DENKBAR? DANKBAR DEN FACHLEHRERINNEN FÜR ERNÄHRUNG UND GESTALTUNG


DENKBAR? DANKBAR DEN FACHLEHRERINNEN FÜR ERNÄHRUNG UND GESTALTUNG

Interview mit der Projektleiterin des bayernweiten Schulfrühstücks „denkbar“ Sieglinde Stanzl, Fachlehrerin

MLZ: Frau Stanzl, was war der Auslöser für Ihr BLLV-Frühstückprojekt denkbar und schließlich „denkbar-R“?

Stanzl: Begonnen hat es mit dem Frühstücksprojekt „denkbar“ bereits im Jahr 2011. Damals kam der Verein Sternstunden, eine Benefizaktion des Bayerischen Rundfunks, auf uns zu. Es gab etwa 40 Frühstücksprojekte in Bayern, aber es fehlte die professionelle Begleitung. Waltraud Lucic, Fachlehrerin und damals BLLV-Vizepräsidentin setzte sich dafür ein, dass die BLLV-Kinderhilfe diese Begleitung übernahm und, dass der Kultusminister eine Lehrerstelle zur Verfügung stellte. Die Stundenanrechnung wurden unter der projektbegleitenden Fachlehrerinnen aufgeteilt: Edeltraud Jornitz-Foth, Brigitte Eisenhut, Susanna Zagler und Sieglinde Stanzl. Bis 2014 hatten wir etwa 110 Projektschulen und Kindertagesstätten. Zu Beginn stellte Sternstunden jährlich 800 000 € zur Verfügung. Mit jedem Jahr wurde der Betrag geringer. Die Idee der Sternstunden e. V. war die Anschubfinanzierung, d. h., Sternstunden stellt jedes Jahr weniger Geld zur Verfügung. So mussten nach und nach immer mehr Gelder akquiriert werden, um den Schulen und Kindertagesstätten auch weiterhin das kostenlose Frühstück und die Finanzierung eines Frühstückslotsen zu ermöglichen. Waltraud Lucic kooperierte mit Uschi Glas und ihrem Projekt „BrotZeit“, akquirierte Gelder und wandte sich an die Politik. 2014 ließ Ministerpräsident Seehofer in die Regierungserklärung schreiben, dass kein Grundschulkind mehr hungrig in den Unterricht kommen muss. Das Pilotprojekt wurde Uschi Glas und Waltraud Lucic in die Hand gelegt.
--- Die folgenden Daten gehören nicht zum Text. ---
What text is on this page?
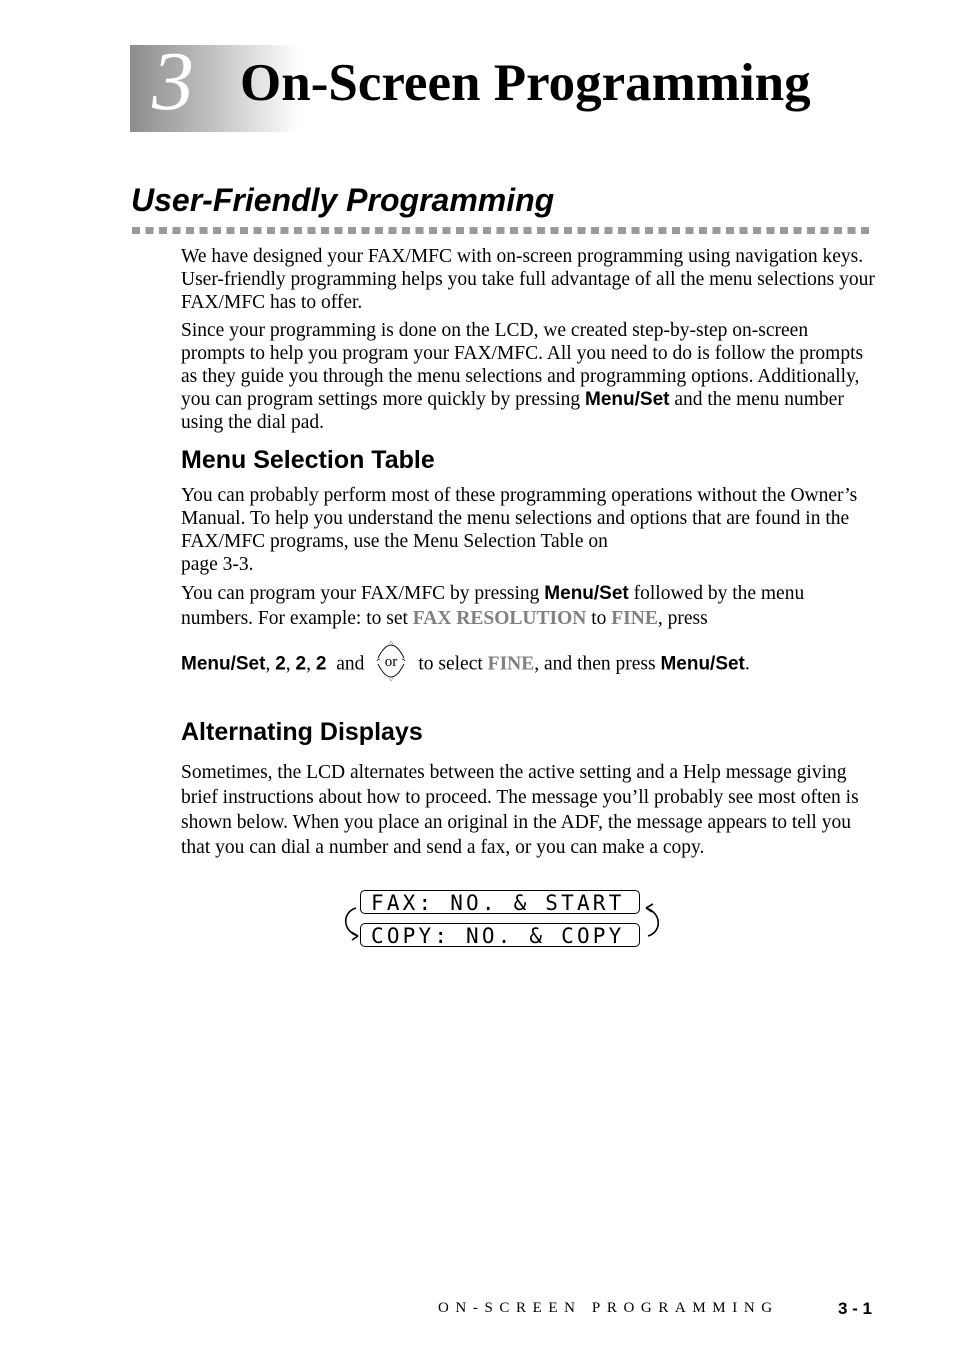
3 On-Screen Programming
User-Friendly Programming

We have designed your FAX/MFC with on-screen programming using navigation keys. User-friendly programming helps you take full advantage of all the menu selections your FAX/MFC has to offer.

Since your programming is done on the LCD, we created step-by-step on-screen prompts to help you program your FAX/MFC. All you need to do is follow the prompts as they guide you through the menu selections and programming options. Additionally, you can program settings more quickly by pressing Menu/Set and the menu number using the dial pad.

Menu Selection Table

You can probably perform most of these programming operations without the Owner’s Manual. To help you understand the menu selections and options that are found in the FAX/MFC programs, use the Menu Selection Table on
page 3-3.

You can program your FAX/MFC by pressing Menu/Set followed by the menu numbers. For example: to set FAX RESOLUTION to FINE, press

Menu/Set, 2, 2, 2 and or to select FINE, and then press Menu/Set.

Alternating Displays

Sometimes, the LCD alternates between the active setting and a Help message giving brief instructions about how to proceed. The message you’ll probably see most often is shown below. When you place an original in the ADF, the message appears to tell you that you can dial a number and send a fax, or you can make a copy.

FAX: NO. & START
COPY: NO. & COPY
ON-SCREEN PROGRAMMING	3 - 1
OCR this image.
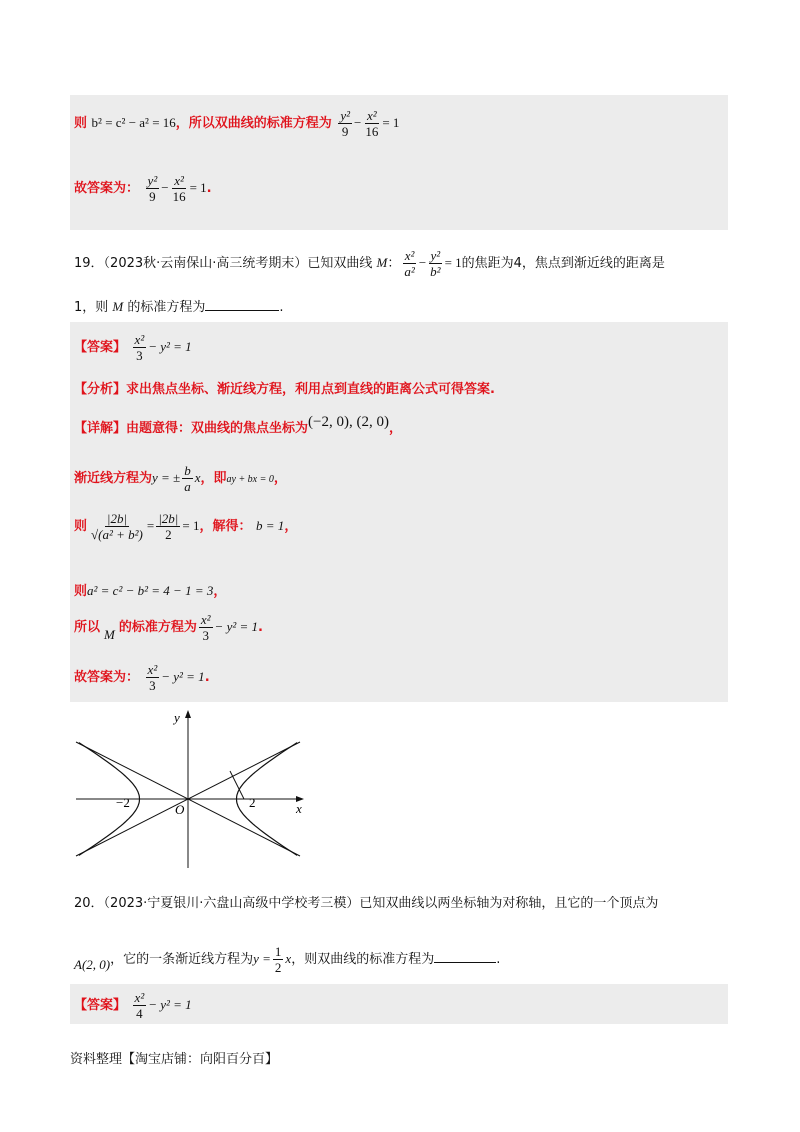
则 b² = c² − a² = 16，所以双曲线的标准方程为 $\frac{\text{y²}}{9} - \frac{\text{x²}}{16} = 1$
故答案为： $\frac{\text{y²}}{9} - \frac{\text{x²}}{16} = 1$.
19．（2023秋·云南保山·高三统考期末）已知双曲线 M： $\frac{\text{x²}}{\text{a²}} - \frac{\text{y²}}{\text{b²}} = 1$的焦距为4，焦点到渐近线的距离是
1，则 M 的标准方程为	.
【答案】 $\frac{\text{x²}}{3} - y^2 = 1$
【分析】求出焦点坐标、渐近线方程，利用点到直线的距离公式可得答案.
【详解】由题意得：双曲线的焦点坐标为(−2, 0), (2, 0)，
渐近线方程为y = ± $\frac{b}{a}$ x，即ay + bx = 0，
则 $\frac{|2b|}{\text{√(a² + b²)}} = \frac{|2b|}{2} = 1$，解得： b = 1，
则a² = c² − b² = 4 − 1 = 3，
所以 M 的标准方程为 $\frac{\text{x²}}{3} - y^2 = 1$.
故答案为： $\frac{\text{x²}}{3} - y^2 = 1$.
y
x
O
−2	2
20．（2023·宁夏银川·六盘山高级中学校考三模）已知双曲线以两坐标轴为对称轴，且它的一个顶点为
A(2, 0)，它的一条渐近线方程为$y = \frac{1}{2}$ x，则双曲线的标准方程为	.
【答案】 $\frac{\text{x²}}{4} - y^2 = 1$
资料整理【淘宝店铺：向阳百分百】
So entstand die Kooperation des BLLV mit dem Sozialministerium. Dieses Projekt erhielt den Namen „denbar-R“, R wie Regierung, dem Förderer dieser Frühstücke. Somit fahren wir seit 2014 zweigleisig - „denkbar-R“ Projekte von der Regierung gefördert und „denkbar“, das nach wie vor auf Spendengelder angewiesen ist. Eine Lockerung der strengen Regularien des Regierungsprojekts würde eine Zusammenlegung und damit Erleichterung ermöglichen. Dies zu erreichen ist mein großer Wunsch.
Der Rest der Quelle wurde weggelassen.